PriOr-Flow: Enhancing Primitive Panoramic Optical Flow with Orthogonal View
This work addresses a domain-specific challenge in panoramic vision for applications like robotics and surveillance, offering an incremental improvement by integrating orthogonal views into existing methods.
The paper tackles the problem of severe distortions in panoramic optical flow estimation, especially in polar regions, by proposing PriOr-Flow, a dual-branch framework that leverages orthogonal views to enhance performance, achieving state-of-the-art results on public datasets.
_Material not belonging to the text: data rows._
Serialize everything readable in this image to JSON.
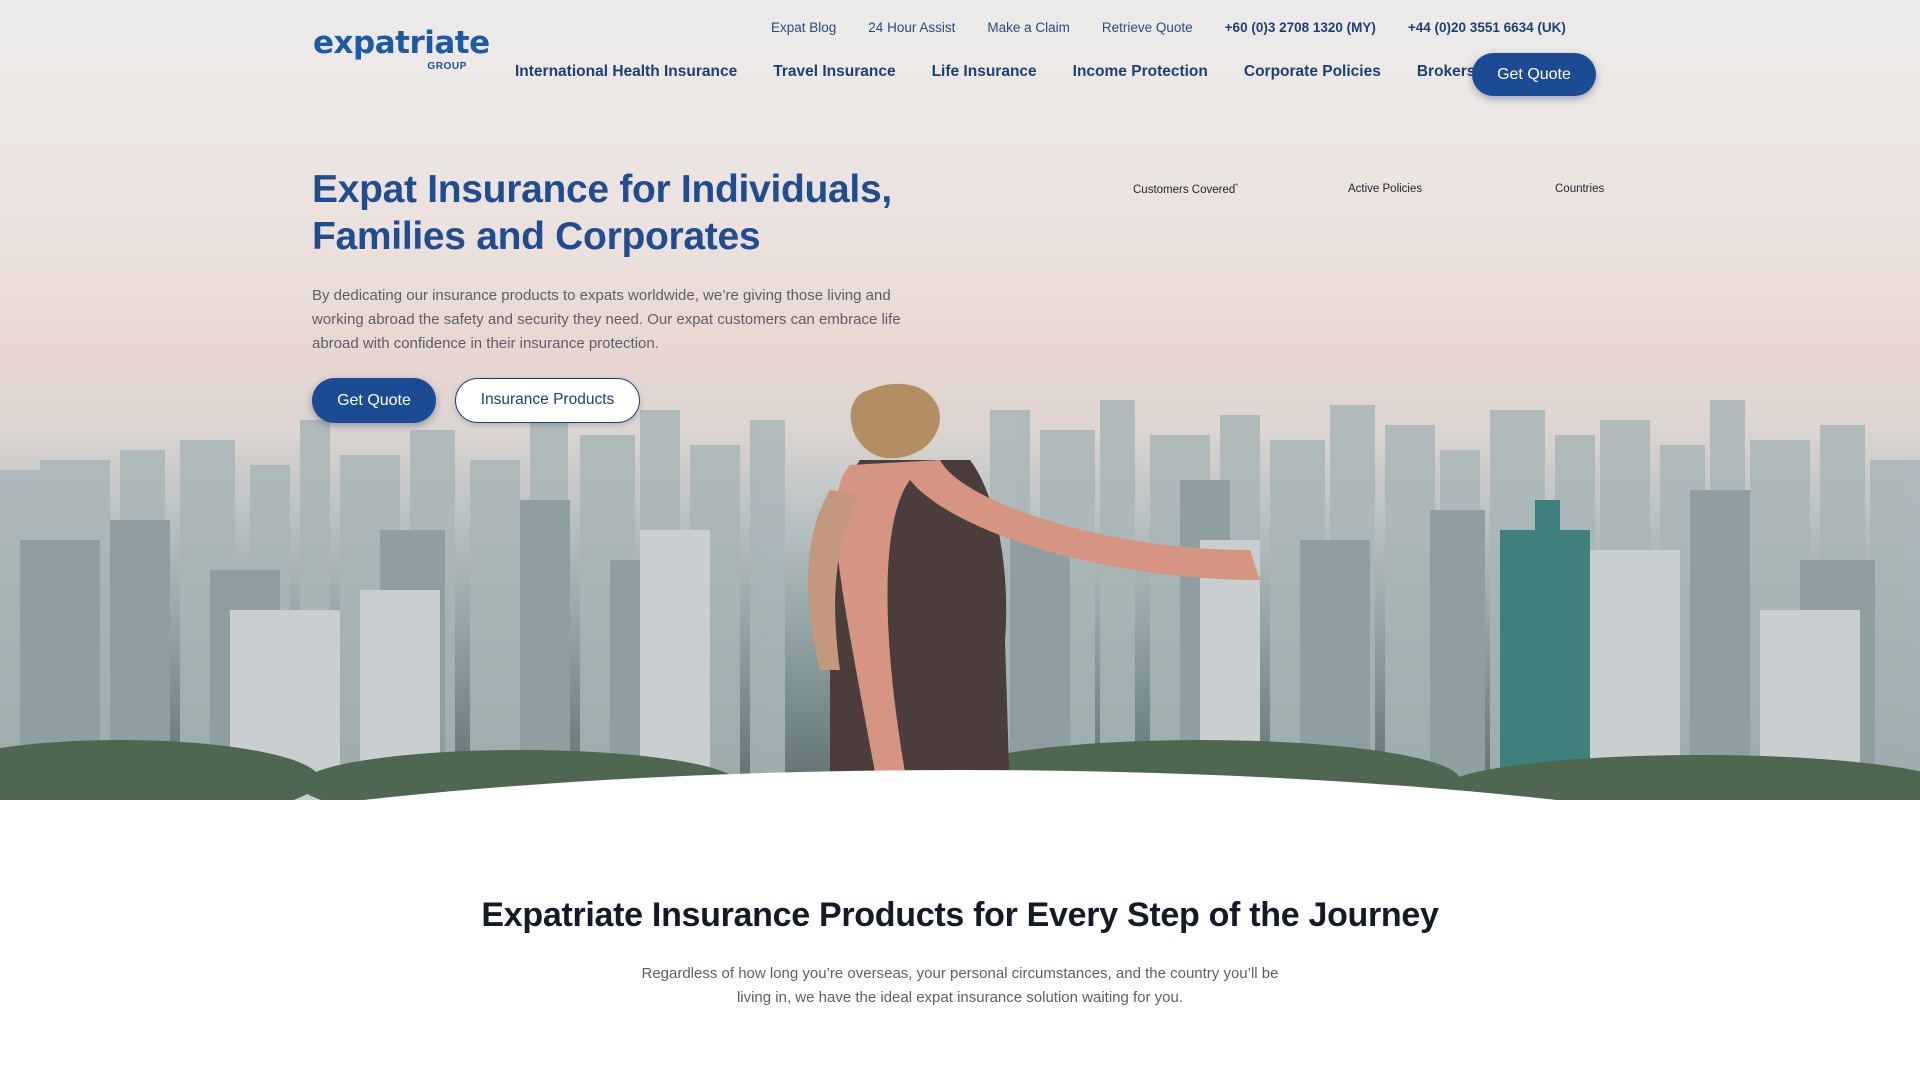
{
  "brand": {
    "logo_word": "expatriate",
    "logo_sub": "GROUP",
    "primary_color": "#1b4b93",
    "heading_color": "#1f4d8f"
  },
  "topbar": {
    "links": [
      "Expat Blog",
      "24 Hour Assist",
      "Make a Claim",
      "Retrieve Quote"
    ],
    "phone_my": "+60 (0)3 2708 1320 (MY)",
    "phone_uk": "+44 (0)20 3551 6634 (UK)"
  },
  "nav": {
    "items": [
      "International Health Insurance",
      "Travel Insurance",
      "Life Insurance",
      "Income Protection",
      "Corporate Policies",
      "Brokers"
    ],
    "cta": "Get Quote"
  },
  "hero": {
    "title": "Expat Insurance for Individuals, Families and Corporates",
    "text": "By dedicating our insurance products to expats worldwide, we’re giving those living and working abroad the safety and security they need. Our expat customers can embrace life abroad with confidence in their insurance protection.",
    "primary_button": "Get Quote",
    "secondary_button": "Insurance Products",
    "stats": {
      "customers_label": "Customers Covered",
      "customers_mark": "*",
      "policies_label": "Active Policies",
      "countries_label": "Countries"
    }
  },
  "products_section": {
    "title": "Expatriate Insurance Products for Every Step of the Journey",
    "text": "Regardless of how long you’re overseas, your personal circumstances, and the country you’ll be living in, we have the ideal expat insurance solution waiting for you."
  }
}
Panoramic optical flow enables a comprehensive understanding of temporal dynamics across wide fields of view. However, severe distortions caused by sphere-to-plane projections, such as the equirectangular projection (ERP), significantly degrade the performance of conventional perspective-based optical flow methods, especially in polar regions. To address this challenge, we propose PriOr-Flow, a novel dual-branch framework that leverages the low-distortion nature of the orthogonal view to enhance optical flow estimation in these regions. Specifically, we introduce the Dual-Cost Collaborative Lookup (DCCL) operator, which jointly retrieves correlation information from both the primitive and orthogonal cost volumes, effectively mitigating distortion noise during cost volume construction. Furthermore, our Ortho-Driven Distortion Compensation (ODDC) module iteratively refines motion features from both branches, further suppressing polar distortions. Extensive experiments demonstrate that PriOr-Flow is compatible with various perspective-based iterative optical flow methods and consistently achieves state-of-the-art performance on publicly available panoramic optical flow datasets, setting a new benchmark for wide-field motion estimation. The code is publicly available at: https://github.com/longliangLiu/PriOr-Flow.